I think so.
If you run a manufacturing factory, you have just a handful of variables that let you cut costs. Chief among them is energy use. Energy conservation saves money obviously, but turning off one switch at a time compared to controlling thousands, that would be interesting.
A lot of efforts are taken to save energy historically, for instance, use of motion sensitive bulbs, limited time use of air conditioners, or cutting the number of shifts and functioning hours is another way to save energy costs. But those actions require productivity/OEE boosting focus of the facility rather than effect energy conservation. Energy conservation is a byproduct of those efforts.
Adding IoT on the other hand, can enable direct energy savings for the smart factory of today.
Many experts recommend IoT-based real time monitoring systems to bring optimum use of energy. But the issue is more nuanced than that. Sure, real time monitoring helps you track energy consumption, but that might not lead directly to energy conservation. For that, the realtime energy monitoring should lead to better predictions of energy usage and guide to implement right load level energy equipment.
The 2 components of electrical energy billing
Let us take an example of electrical energy. Usually, electrical energy billing has two components: Demand charge and runtime/consumption related charges. Demand load is usually the peak load provided by the electricity service providers from the power grid. This usually has a hard and fast limit. Crossing it will prompt penalties of around 20 times the usual rates.
To avoid this, there are usually two options: Reduce the total load required by the machinery. Or ensure that the threshold limit is never reached.
The problem of motors
One of the major sources of electricity usage in the plant are the electrical motors and HVAC systems. They consume a large chunk of the power. A motor is considered under-loaded when it is in the range where efficiency drops significantly with the decreasing load. Most electric motors are designed to run at 50% to 100% of rated load. Maximum efficiency is usually near 75%. Below the 50% rated load, the efficiency tends to lower dramatically.

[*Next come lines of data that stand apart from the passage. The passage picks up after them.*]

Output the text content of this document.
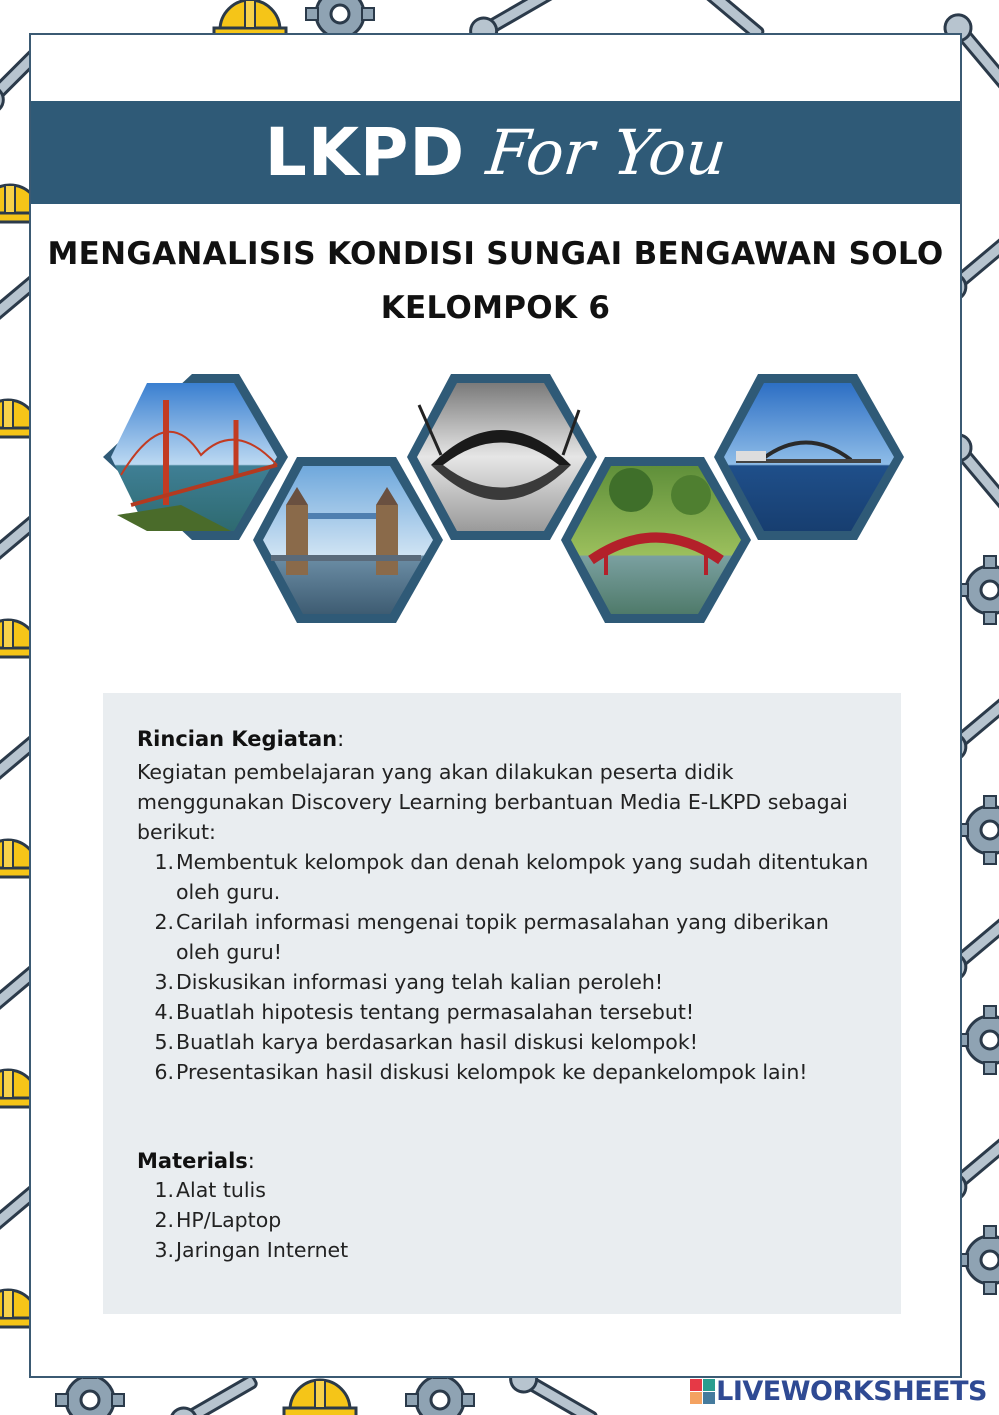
LKPD For You
MENGANALISIS KONDISI SUNGAI BENGAWAN SOLO
KELOMPOK 6
Rincian Kegiatan:
Kegiatan pembelajaran yang akan dilakukan peserta didik menggunakan Discovery Learning berbantuan Media E-LKPD sebagai berikut:
1. Membentuk kelompok dan denah kelompok yang sudah ditentukan oleh guru.
2. Carilah informasi mengenai topik permasalahan yang diberikan oleh guru!
3. Diskusikan informasi yang telah kalian peroleh!
4. Buatlah hipotesis tentang permasalahan tersebut!
5. Buatlah karya berdasarkan hasil diskusi kelompok!
6. Presentasikan hasil diskusi kelompok ke depankelompok lain!
Materials:
1. Alat tulis
2. HP/Laptop
3. Jaringan Internet
LIVEWORKSHEETS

In many cases, operating motors are either overloaded resulting in overheating or under-loaded, working at most at 40% of their capacity. That causes huge spikes in energy consumption. Oversized motors have a higher initial cost and are very expensive to repair and maintain. Undersized motors don't perform well and prompt higher losses than properly sized electric motors. Same goes with air conditioners if their tonnage and room size or room dynamics aren’t suitable, it leads to higher energy consumption.
Addressing a Wide Range of Energy Consumers:
Apart from regular electrical consumption of motors and HVAC, IoT can address a wider energy sources and resources, including:
- Air compressors, the source of air across plant.
- Boilers, serving as the main source of steam used across plants.
- Backup generators - an alternative electricity source in case of failure of the primary.
- Fuel, including diesel, coal, wood, solar, and batteries that are used to run above systems
How the Industrial IoT can help
In the pre-IoT era, the traditional energy management system would collect a sample of energy usage at an interval. The traditional EMS is good to get energy consumption data, but it does not help you with alerts in case of spikes, curating usage pattern, predicting the seasonal demand, or suggesting appropriate configuration. Pre-IoT era, the motor load test was a lengthy and cumbersome affair. Engineers used slip tests and electrical tests with a digital stroboscope. They had to spend hours with the equipment to obtain samples. Even then, the data collected was only a sample, and not real time. With the IoT in place, the analyses can occur on real time data from the motor. That makes the analysis quick, painless and more accurate. IoT brings realtime alerts, ability to predict energy demand, usage patterns and ways to optimize energy consumption.
With the right IoT platform, you can recommend the proper sizing needed for motors. That saves money on the original investment. IoT-based conditional monitoring ensures the motor never reaches its threshold limit. That means the motor lasts longer and suffers fewer failures.
The IoT-based monitoring system gives early warnings of electric motor vibration/temperature problems. Condition monitoring saves time from unplanned production outages. And the unnecessary stress of carrying out urgent repairs can be avoided.
Additionally, a properly designed IoT system can not only track the energy consumptions at distribution points throughout a smart factory, but with the help of smart meters, they can track energy consumption right from its source to all the way consumption point. Moreover it can help predict leakages or voltage drops at nodes if any.
The ultimate goal of the smart factory is a generating a real-time energy audit that traditional Energy Monitoring Systems (EMS) cannot provide. IoT enabled energy monitoring can solve a lot of issues that are core to hindering a plant from real energy conservation efforts. That not only saves money but paves the way for true implementation of Industry 4.0. If you run a factory and are looking to cut energy costs, then IoT is worth a closer look.